As it turns out, the territory has been somewhat charted, though Apple has gone farther than any other company in actually taking us there. In an email exchange with me this week, Alan Kay told me about a slide he made in the early 1970s imagining multiple forms for the Dynabook. The 1972 sketch pictured not only a modern tablet version of the Dynabook, but a pocket-size machine inside a pair of eyeglasses, and a hand gesture to control some unseen screen. And the hand is wearing what looks like an Apple Watch!

Courtesy of Alan Kay

Kay says he drew on ideas from computer pioneers Ivan Sutherland and Nicholas Negroponte for the sketch. He also pointed me to a paper Sutherland wrote in 1962 that was even wilder. “The ultimate display would, of course, be a room within which the computer can control the existence of matter,” Sutherland wrote, the year Tim Cook turned 2 years old. “A chair displayed in such a room would be good enough to sit in.

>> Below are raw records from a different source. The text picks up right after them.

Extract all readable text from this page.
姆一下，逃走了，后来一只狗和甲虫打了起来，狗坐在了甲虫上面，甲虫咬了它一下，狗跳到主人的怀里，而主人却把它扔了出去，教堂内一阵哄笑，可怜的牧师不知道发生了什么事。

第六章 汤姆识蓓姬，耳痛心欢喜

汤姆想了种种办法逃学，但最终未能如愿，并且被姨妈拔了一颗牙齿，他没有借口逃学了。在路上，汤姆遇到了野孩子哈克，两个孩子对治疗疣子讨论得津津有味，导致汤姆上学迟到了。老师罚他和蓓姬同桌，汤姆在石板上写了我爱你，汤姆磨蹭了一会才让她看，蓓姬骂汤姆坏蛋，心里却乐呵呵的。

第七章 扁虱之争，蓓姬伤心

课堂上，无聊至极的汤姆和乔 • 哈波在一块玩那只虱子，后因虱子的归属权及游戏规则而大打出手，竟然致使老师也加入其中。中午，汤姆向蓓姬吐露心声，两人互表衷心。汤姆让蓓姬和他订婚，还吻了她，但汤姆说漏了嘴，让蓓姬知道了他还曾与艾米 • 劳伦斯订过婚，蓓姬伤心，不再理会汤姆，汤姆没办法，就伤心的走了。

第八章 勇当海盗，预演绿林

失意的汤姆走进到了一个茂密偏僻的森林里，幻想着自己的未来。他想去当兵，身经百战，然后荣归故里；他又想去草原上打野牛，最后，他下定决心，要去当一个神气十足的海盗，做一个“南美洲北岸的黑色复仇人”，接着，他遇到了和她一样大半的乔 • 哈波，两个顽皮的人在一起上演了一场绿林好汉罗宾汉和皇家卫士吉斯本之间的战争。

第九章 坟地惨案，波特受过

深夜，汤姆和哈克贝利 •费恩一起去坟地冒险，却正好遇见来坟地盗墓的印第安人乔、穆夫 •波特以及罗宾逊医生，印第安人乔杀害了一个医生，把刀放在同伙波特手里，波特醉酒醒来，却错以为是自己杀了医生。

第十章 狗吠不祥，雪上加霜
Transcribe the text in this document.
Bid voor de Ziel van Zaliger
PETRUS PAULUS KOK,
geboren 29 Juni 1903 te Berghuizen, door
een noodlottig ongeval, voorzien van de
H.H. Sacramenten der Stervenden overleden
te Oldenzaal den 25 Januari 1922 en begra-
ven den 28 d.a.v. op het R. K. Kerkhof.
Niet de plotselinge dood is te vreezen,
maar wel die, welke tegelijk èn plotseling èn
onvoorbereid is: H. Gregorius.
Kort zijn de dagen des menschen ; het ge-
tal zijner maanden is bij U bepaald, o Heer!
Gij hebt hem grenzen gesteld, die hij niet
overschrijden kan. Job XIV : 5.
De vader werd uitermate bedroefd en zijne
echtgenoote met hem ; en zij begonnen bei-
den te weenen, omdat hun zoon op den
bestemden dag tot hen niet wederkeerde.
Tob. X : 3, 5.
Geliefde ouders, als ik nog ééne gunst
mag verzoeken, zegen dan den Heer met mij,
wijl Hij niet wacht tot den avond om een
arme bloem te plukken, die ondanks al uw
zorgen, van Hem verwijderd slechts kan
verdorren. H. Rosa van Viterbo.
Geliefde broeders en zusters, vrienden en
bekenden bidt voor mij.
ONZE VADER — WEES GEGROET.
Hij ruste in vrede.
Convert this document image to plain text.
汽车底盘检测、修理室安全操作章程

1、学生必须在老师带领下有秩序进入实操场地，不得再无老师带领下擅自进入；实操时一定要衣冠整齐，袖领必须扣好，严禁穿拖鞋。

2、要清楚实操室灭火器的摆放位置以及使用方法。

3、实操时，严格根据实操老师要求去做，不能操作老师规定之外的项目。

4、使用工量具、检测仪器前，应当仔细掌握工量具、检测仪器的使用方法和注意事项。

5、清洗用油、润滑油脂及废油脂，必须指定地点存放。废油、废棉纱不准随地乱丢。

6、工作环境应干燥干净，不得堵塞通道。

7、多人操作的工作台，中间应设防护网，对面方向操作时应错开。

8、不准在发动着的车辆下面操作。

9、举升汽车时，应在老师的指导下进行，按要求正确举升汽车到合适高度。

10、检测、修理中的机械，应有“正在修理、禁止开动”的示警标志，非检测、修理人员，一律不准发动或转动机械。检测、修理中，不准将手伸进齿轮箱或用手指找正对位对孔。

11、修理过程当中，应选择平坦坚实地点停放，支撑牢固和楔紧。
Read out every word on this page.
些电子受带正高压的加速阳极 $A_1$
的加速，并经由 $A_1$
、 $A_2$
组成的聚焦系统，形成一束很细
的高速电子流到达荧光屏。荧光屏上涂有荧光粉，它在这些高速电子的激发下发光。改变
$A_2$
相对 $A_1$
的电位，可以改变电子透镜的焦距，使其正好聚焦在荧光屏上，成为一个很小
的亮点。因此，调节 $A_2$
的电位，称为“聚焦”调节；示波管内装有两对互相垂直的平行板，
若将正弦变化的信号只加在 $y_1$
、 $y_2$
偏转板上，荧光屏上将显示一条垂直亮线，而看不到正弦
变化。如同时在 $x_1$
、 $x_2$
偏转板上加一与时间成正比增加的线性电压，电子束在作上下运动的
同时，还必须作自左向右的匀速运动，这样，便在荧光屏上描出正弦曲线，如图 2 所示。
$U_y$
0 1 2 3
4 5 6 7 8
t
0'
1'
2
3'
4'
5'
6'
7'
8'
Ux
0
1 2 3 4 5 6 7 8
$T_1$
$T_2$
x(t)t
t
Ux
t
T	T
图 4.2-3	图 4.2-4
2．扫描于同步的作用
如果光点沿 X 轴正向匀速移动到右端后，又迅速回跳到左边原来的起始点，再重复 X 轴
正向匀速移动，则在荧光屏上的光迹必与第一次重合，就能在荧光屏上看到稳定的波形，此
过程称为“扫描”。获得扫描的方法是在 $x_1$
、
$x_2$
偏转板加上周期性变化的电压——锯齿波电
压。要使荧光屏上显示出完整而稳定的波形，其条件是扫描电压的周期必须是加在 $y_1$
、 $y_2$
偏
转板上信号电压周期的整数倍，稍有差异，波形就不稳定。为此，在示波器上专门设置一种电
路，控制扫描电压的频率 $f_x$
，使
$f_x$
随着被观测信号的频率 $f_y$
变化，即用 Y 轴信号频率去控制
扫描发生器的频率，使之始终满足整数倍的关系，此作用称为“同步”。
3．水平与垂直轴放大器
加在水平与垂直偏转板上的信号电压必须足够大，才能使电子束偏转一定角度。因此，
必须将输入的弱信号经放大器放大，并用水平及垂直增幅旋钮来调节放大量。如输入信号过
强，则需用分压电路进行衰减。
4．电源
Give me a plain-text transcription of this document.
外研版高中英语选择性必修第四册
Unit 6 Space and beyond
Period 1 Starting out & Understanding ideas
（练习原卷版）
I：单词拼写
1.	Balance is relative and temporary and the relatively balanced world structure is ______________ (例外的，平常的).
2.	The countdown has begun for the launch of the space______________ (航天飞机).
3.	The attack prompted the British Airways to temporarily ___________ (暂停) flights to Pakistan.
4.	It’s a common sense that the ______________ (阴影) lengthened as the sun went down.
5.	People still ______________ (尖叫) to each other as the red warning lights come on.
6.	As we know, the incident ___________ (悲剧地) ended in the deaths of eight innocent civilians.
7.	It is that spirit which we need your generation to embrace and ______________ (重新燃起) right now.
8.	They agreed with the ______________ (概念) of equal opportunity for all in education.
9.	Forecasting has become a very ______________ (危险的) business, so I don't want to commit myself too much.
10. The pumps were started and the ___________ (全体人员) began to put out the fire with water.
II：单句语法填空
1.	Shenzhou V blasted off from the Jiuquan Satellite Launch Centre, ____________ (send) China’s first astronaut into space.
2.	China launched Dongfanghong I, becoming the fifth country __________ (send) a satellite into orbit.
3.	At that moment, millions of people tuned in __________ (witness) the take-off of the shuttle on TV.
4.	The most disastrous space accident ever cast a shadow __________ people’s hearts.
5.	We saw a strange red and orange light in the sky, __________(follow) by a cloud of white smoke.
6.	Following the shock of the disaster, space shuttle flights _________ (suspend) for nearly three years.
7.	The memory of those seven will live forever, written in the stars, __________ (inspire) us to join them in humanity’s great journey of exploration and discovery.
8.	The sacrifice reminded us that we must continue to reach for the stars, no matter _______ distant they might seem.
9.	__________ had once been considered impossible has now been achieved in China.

Handcuffs displayed in such a room would be confining, and a bullet displayed in such a room would be fatal. With appropriate programming such a display could literally be the Wonderland into which Alice walked.” Though boasting that it has indeed created a wonderland, Apple hasn’t made that happen. But the Vision Pro makes you feel almost like it could, boldly making its case that immersive, er, spatial computing, is the platform of the future. 

But hold on. The platform of the right now—generative AI—begins with a blank field. But instead of requiring an incantation in computer-speak, you open up the powers of the digital world via the natural language of your choice. A simple prompt can produce computer code, essays, original art, freshly composed music—and a Pandora’s box of fabrications and biases. The command line isn’t dead yet.